ZachXBT Investigation Report: Circle Repeatedly Neglected Compliance Efforts, Involving Over $420 Million
BlockBeats News, April 3rd - On-chain detective ZachXBT released an investigation report on Circle, stating that since 2022, the company has shown "weak compliance enforcement" in multiple incidents involving illicit funds, involving a total amount exceeding $420 million. The report pointed out that Circle, as the issuer of USDC, has always been known for its regulatory compliance and sound compliance system. Its token contract also has the function of freezing and blacklisting addresses, and reserves the right to restrict suspicious accounts in its terms of service. However, in several major security incidents, these mechanisms were not timely or effectively utilized.
The report specifically mentioned the attack on Drift Protocol on April 1, 2026, where about $280 million in assets were stolen. The attacker used Circle's proprietary cross-chain bridge CCTP to transfer over 232 million USDC from Solana to Ethereum within 6 hours, with no assets being frozen during this process. Similar situations also occurred in other attack events such as SwapNet, Cetus Protocol, and Mango Markets, where in some cases, despite law enforcement and industry expert freeze requests, Circle did not take timely action, even processing after the assets had been moved.
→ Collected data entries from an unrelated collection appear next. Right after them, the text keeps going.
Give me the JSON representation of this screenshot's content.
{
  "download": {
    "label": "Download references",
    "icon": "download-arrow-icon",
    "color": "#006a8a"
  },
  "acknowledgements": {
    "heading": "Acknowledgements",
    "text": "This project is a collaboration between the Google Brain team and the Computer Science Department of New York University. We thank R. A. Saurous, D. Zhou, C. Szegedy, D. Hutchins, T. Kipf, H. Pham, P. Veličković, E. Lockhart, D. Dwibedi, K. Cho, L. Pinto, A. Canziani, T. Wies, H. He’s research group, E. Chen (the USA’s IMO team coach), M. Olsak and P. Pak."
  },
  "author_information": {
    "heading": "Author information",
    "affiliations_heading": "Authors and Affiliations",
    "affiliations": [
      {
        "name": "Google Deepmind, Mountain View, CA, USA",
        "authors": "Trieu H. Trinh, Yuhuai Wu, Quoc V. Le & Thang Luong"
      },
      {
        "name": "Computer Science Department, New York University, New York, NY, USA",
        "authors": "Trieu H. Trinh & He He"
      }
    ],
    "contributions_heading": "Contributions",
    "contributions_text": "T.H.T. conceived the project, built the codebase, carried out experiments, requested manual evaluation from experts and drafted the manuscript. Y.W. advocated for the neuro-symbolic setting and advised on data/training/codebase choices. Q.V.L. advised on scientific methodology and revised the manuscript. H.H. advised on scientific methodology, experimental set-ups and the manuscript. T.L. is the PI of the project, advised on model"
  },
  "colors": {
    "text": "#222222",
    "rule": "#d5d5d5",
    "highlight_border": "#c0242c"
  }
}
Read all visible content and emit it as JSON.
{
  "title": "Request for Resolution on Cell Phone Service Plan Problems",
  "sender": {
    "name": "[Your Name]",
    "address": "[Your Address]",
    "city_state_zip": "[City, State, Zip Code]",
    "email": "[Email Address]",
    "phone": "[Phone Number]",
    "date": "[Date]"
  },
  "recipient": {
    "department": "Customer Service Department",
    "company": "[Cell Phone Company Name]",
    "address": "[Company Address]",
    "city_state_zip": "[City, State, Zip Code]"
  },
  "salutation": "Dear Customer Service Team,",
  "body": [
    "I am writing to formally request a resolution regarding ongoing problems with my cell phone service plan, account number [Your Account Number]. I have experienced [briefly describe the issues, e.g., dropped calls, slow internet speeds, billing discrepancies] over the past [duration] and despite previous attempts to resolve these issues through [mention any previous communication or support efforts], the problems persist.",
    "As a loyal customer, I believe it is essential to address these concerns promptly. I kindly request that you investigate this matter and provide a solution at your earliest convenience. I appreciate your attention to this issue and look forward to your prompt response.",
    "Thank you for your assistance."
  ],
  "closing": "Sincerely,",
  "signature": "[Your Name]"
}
Furthermore, the report also pointed out that in a money laundering investigation involving the hacker group Lazarus Group, Circle showed a significant delay in response compared to other stablecoin issuers (such as Tether, Paxos, etc.). In some cases, the freezing operation was delayed for several months. Similar delays were also observed in the Ledger supply chain attack and the GMX attack event, where USDC remained in suspicious addresses for hours or even longer without being frozen.
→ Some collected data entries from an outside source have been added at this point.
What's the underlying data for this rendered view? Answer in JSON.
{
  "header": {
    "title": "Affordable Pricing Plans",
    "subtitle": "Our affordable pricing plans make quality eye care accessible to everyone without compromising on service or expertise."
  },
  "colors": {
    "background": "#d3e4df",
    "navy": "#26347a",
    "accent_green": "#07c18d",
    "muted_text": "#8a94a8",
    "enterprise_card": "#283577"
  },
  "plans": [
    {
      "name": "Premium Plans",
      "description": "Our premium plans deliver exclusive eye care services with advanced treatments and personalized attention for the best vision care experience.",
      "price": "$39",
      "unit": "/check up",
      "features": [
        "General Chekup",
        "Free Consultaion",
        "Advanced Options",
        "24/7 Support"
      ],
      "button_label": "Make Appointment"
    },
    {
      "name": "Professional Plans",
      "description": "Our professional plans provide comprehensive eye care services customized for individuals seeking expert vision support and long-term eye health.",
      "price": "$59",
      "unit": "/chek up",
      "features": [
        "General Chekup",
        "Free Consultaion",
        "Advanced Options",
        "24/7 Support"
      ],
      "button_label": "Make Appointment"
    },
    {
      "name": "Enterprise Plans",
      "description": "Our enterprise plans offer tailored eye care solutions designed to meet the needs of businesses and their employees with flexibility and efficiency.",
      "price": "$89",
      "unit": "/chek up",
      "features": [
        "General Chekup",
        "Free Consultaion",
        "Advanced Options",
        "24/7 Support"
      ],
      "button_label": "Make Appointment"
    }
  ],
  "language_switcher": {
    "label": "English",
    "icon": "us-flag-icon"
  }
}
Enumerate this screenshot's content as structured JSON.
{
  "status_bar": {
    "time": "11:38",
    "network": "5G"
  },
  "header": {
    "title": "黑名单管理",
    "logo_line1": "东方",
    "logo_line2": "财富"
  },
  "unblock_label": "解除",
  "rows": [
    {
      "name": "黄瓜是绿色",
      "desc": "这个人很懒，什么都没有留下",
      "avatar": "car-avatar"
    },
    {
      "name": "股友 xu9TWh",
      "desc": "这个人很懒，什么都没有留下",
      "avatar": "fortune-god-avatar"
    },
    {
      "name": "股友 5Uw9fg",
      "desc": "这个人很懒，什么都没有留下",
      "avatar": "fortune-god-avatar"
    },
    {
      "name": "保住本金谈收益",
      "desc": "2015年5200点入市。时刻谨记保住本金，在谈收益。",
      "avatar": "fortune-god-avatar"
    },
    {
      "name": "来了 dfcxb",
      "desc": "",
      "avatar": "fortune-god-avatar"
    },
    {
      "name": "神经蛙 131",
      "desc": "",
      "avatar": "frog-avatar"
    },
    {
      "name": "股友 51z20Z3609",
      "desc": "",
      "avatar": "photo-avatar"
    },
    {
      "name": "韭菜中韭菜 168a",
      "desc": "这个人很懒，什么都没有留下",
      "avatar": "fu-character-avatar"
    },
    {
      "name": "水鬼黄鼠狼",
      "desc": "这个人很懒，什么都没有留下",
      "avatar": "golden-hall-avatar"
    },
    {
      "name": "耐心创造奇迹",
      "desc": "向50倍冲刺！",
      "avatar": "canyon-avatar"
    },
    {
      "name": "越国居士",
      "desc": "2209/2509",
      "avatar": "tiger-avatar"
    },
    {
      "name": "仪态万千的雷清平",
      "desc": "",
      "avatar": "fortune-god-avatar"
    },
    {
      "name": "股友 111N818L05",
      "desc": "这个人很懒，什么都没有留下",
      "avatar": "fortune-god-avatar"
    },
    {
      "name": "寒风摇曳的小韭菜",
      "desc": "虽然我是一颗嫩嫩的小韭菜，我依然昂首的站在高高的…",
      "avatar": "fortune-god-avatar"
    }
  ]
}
In the report, ZachXBT stated that this disclosure does not negate the value of Circle's products or stablecoins themselves, but emphasizes that its decisions on compliance enforcement have caused "real and significant losses" to the industry. He pointed out that in the past three years, due to multiple instances of delayed action, the DeFi ecosystem has accumulated losses in the nine-figure range, and the $420 million is only a conservative estimate from publicly known cases, with the actual scale potentially being higher.